We use living, ‘friendly’ bacteria for a number of tasks including saving water in waterless urinals and remediating waste but a mainstay of our business is digesting FOGs discharged by food businesses. To put it simply, hungry (but harmeless) bacteria are automatically dosed into the kitchen greasetrap / drain system each night to digest FOGs.
They digest FOGs by releasing natural catalysts called enzymes. Because bacteria are simple, single-celled organisms they don’t have a digestive tract like we do. They need to break down any potential food source around them until it’s small enough to absorb through their cell walls.

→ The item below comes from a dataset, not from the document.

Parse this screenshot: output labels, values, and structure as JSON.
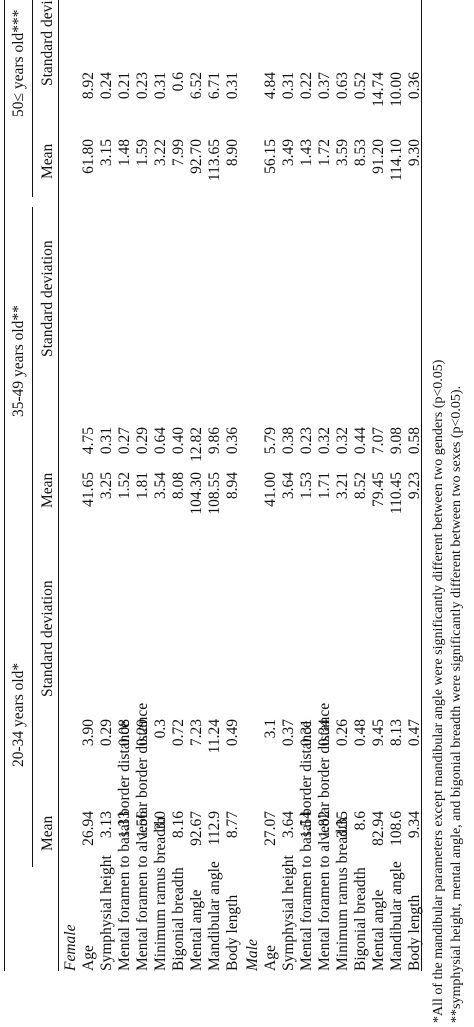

Pretty much all animal and vegetable fats are triglycerides – three fatty acids (of varying length) attached to a glycerol ‘backbone’. The microbes in biological products produce enzymes to cleave the fatty acids from the glycerol backbone – so they can use them as food. Here’s how it works:
Most animal and vegetable fats are triglycerides – three fatty acids (of varying length) attached to a glycerol ‘backbone’. The microbes in biological products produce enzymes to cleave the fatty acids from the glycerol backbone – so they can use them as food.

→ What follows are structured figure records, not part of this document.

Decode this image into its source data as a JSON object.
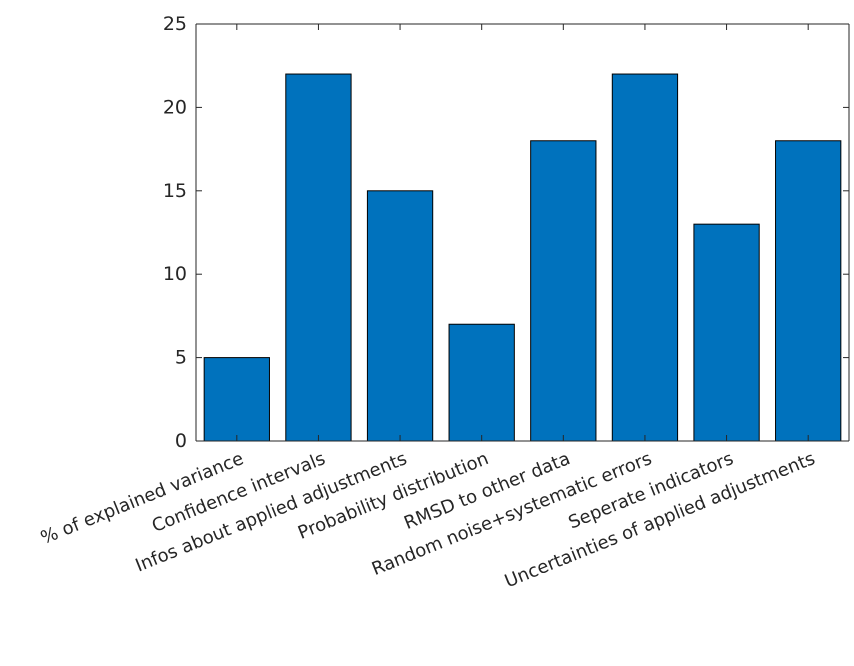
{
  "chart_data": {
    "type": "bar",
    "title": "",
    "xlabel": "",
    "ylabel": "",
    "categories": [
      "% of explained variance",
      "Confidence intervals",
      "Infos about applied adjustments",
      "Probability distribution",
      "RMSD to other data",
      "Random noise+systematic errors",
      "Seperate indicators",
      "Uncertainties of applied adjustments"
    ],
    "values": [
      5,
      22,
      15,
      7,
      18,
      22,
      13,
      18
    ],
    "ylim": [
      0,
      25
    ],
    "yticks": [
      0,
      5,
      10,
      15,
      20,
      25
    ],
    "grid": false,
    "legend": "none",
    "bar_color": "#0072BD",
    "bar_edge_color": "#000000"
  }
}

The glycerol and fatty acids are water-soluble and small enough to pass through the bacterial cell wall.
But an important point is that they cannot recombine and turn back into fat – that breaks the laws of chemistry – so a biological system actually digests fats rather than just emulsifying them (as a detergent would) so they can cause trouble further down the line.

Over time the grease-digesting bacteria will work their way up and around the inside of the pipe forming a ‘biofilm’ – a microbial city – preventing FOGs causing blockages.
A properly set-up biological system is incredibly effective at its job; far more so than anything that can be accomplished with toxic chemicals. This is because the bacteria we choose have evolved over billions of years (about 3.8 billion according to evolutionary biologists) so they’ve had plenty of time to become very efficient.